Texans' Tailgating: Where Meat, Booze, Tattoos, Porta-Potty's and Big Ol' Grills Get Together (SLIDESHOW)

"Yo man, why you wearing that Tony 'Homo' jersey?"

Texans fans were confident and cocky around the mish-mash of cars, RVs, tents and debauchery that was Tailgate City yesterday morning, outside Reliant Stadium.

Riding high on its spotless 2-0 record, TexansNation seemed to believe a trouncing of the rival Dallas Cowboys was a sure thing. And that thinking was justified. The Cowboys were winless and were yet to show themselves as viable contenders in the NFC. Meanwhile, the Texans were popular picks among the media as the surprise stars of the new season.
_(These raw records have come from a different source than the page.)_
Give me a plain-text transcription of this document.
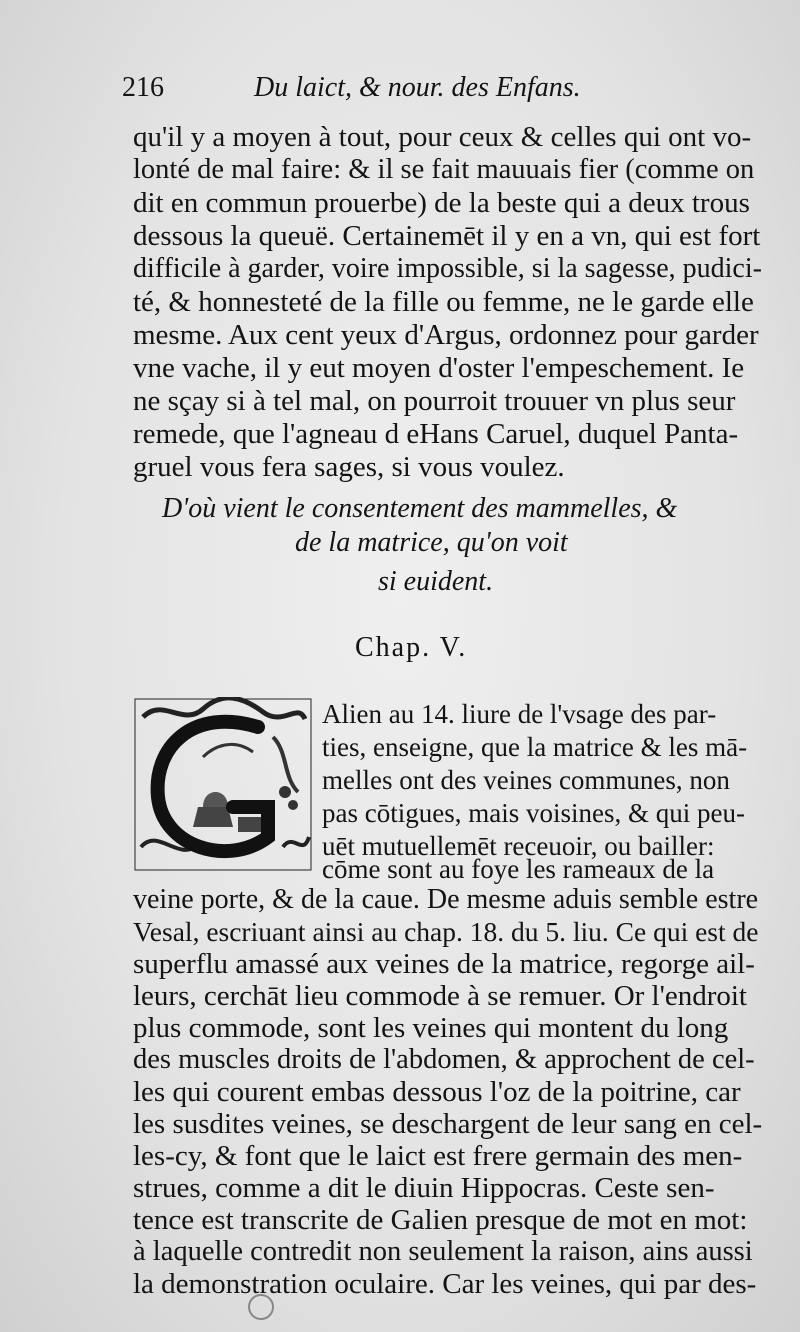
216	Du laict, & nour. des Enfans.
qu'il y a moyen à tout, pour ceux & celles qui ont vo-
lonté de mal faire: & il se fait mauuais fier (comme on
dit en commun prouerbe) de la beste qui a deux trous
dessous la queuë. Certainemēt il y en a vn, qui est fort
difficile à garder, voire impossible, si la sagesse, pudici-
té, & honnesteté de la fille ou femme, ne le garde elle
mesme. Aux cent yeux d'Argus, ordonnez pour garder
vne vache, il y eut moyen d'oster l'empeschement. Ie
ne sçay si à tel mal, on pourroit trouuer vn plus seur
remede, que l'agneau d eHans Caruel, duquel Panta-
gruel vous fera sages, si vous voulez.
D'où vient le consentement des mammelles, &
de la matrice, qu'on voit
si euident.
Chap. V.
Alien au 14. liure de l'vsage des par-
ties, enseigne, que la matrice & les mā-
melles ont des veines communes, non
pas cōtigues, mais voisines, & qui peu-
uēt mutuellemēt receuoir, ou bailler:
cōme sont au foye les rameaux de la
veine porte, & de la caue. De mesme aduis semble estre
Vesal, escriuant ainsi au chap. 18. du 5. liu. Ce qui est de
superflu amassé aux veines de la matrice, regorge ail-
leurs, cerchāt lieu commode à se remuer. Or l'endroit
plus commode, sont les veines qui montent du long
des muscles droits de l'abdomen, & approchent de cel-
les qui courent embas dessous l'oz de la poitrine, car
les susdites veines, se deschargent de leur sang en cel-
les-cy, & font que le laict est frere germain des men-
strues, comme a dit le diuin Hippocras. Ceste sen-
tence est transcrite de Galien presque de mot en mot:
à laquelle contredit non seulement la raison, ains aussi
la demonstration oculaire. Car les veines, qui par des-
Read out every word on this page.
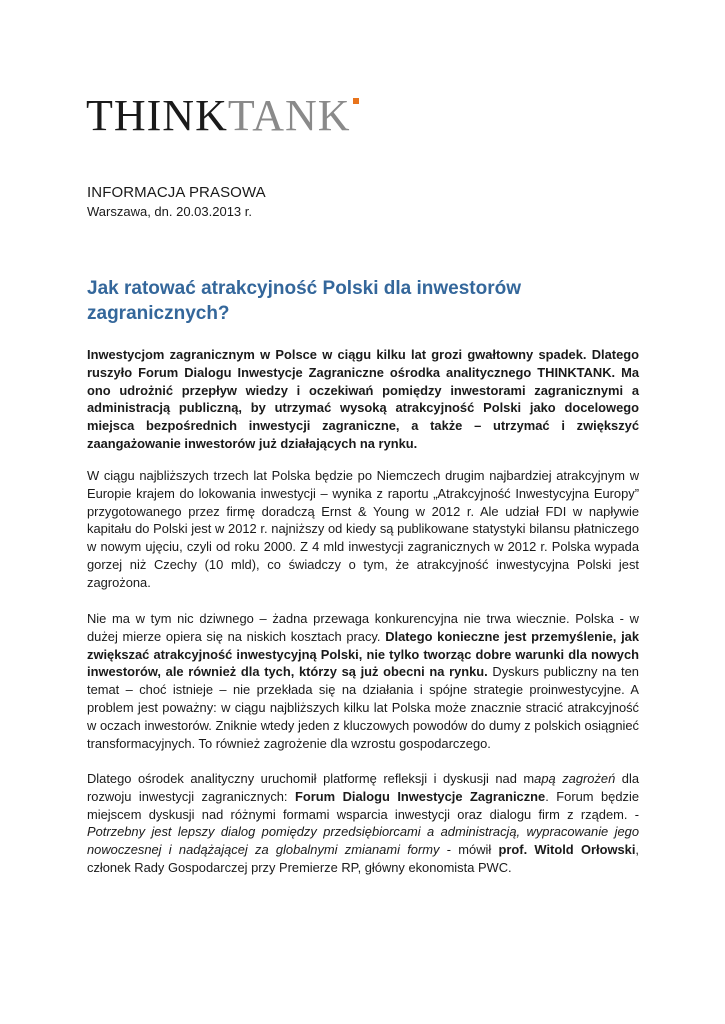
THINKTANK
INFORMACJA PRASOWA
Warszawa, dn. 20.03.2013 r.
Jak ratować atrakcyjność Polski dla inwestorów zagranicznych?

Inwestycjom zagranicznym w Polsce w ciągu kilku lat grozi gwałtowny spadek. Dlatego ruszyło Forum Dialogu Inwestycje Zagraniczne ośrodka analitycznego THINKTANK. Ma ono udrożnić przepływ wiedzy i oczekiwań pomiędzy inwestorami zagranicznymi a administracją publiczną, by utrzymać wysoką atrakcyjność Polski jako docelowego miejsca bezpośrednich inwestycji zagraniczne, a także – utrzymać i zwiększyć zaangażowanie inwestorów już działających na rynku.

W ciągu najbliższych trzech lat Polska będzie po Niemczech drugim najbardziej atrakcyjnym w Europie krajem do lokowania inwestycji – wynika z raportu „Atrakcyjność Inwestycyjna Europy” przygotowanego przez firmę doradczą Ernst & Young w 2012 r. Ale udział FDI w napływie kapitału do Polski jest w 2012 r. najniższy od kiedy są publikowane statystyki bilansu płatniczego w nowym ujęciu, czyli od roku 2000. Z 4 mld inwestycji zagranicznych w 2012 r. Polska wypada gorzej niż Czechy (10 mld), co świadczy o tym, że atrakcyjność inwestycyjna Polski jest zagrożona.

Nie ma w tym nic dziwnego – żadna przewaga konkurencyjna nie trwa wiecznie. Polska - w dużej mierze opiera się na niskich kosztach pracy. Dlatego konieczne jest przemyślenie, jak zwiększać atrakcyjność inwestycyjną Polski, nie tylko tworząc dobre warunki dla nowych inwestorów, ale również dla tych, którzy są już obecni na rynku. Dyskurs publiczny na ten temat – choć istnieje – nie przekłada się na działania i spójne strategie proinwestycyjne. A problem jest poważny: w ciągu najbliższych kilku lat Polska może znacznie stracić atrakcyjność w oczach inwestorów. Zniknie wtedy jeden z kluczowych powodów do dumy z polskich osiągnieć transformacyjnych. To również zagrożenie dla wzrostu gospodarczego.

Dlatego ośrodek analityczny uruchomił platformę refleksji i dyskusji nad mapą zagrożeń dla rozwoju inwestycji zagranicznych: Forum Dialogu Inwestycje Zagraniczne. Forum będzie miejscem dyskusji nad różnymi formami wsparcia inwestycji oraz dialogu firm z rządem. - Potrzebny jest lepszy dialog pomiędzy przedsiębiorcami a administracją, wypracowanie jego nowoczesnej i nadążającej za globalnymi zmianami formy - mówił prof. Witold Orłowski, członek Rady Gospodarczej przy Premierze RP, główny ekonomista PWC.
And so Texans fans were merry. It looked like a red and navy blue version of Mardi Gras had come to south Houston. Parties were bustling, and the food and booze was plentiful. Hair Balls decided to show up for the pre-game festivities and see what Texans tailgating was all about.

In honor of the "Best of Houston" issue coming out this week, we decided to come up with our "Best of the Texans-Cowboys Tailgating Scene (With The Occasional Farfetched Category Just Because We Liked The Image)," combined with some high school yearbook categories that seemed appropriate. Twelve awards in all. Enjoy.

12. Most Dedicated

​Facepaint and jerseys are nice, common behavior -- but tattoos are forever. Let's hope Owner Bob McNair doesn't go all Oilers-ian on us and send the Texans to Oklahoma City or Santa Fe. Tattoo laser removal is pricey.

10. Most Desirable

​Athletic becomes a relative term when used around the tailgating crowds. Beer pong, playing catch, and chugging are about the extent of athletics in this world. Well, those and Washers. It's a came that takes focus and accuracy, and in the case of this gentleman, courage as well. That's an mostly-Texans crowd he's contending with.

4. Best View From A Porta-Potty Line

​With all the booze and food flowing throughout the crowds, a proper place to relieve oneself was necessary. Unfortunately, the lines for the provided green Porta-Pottys were slow moving. This group recognized opportunity: $5 per use and they were only available to Texans fans. Capitalism at its finest.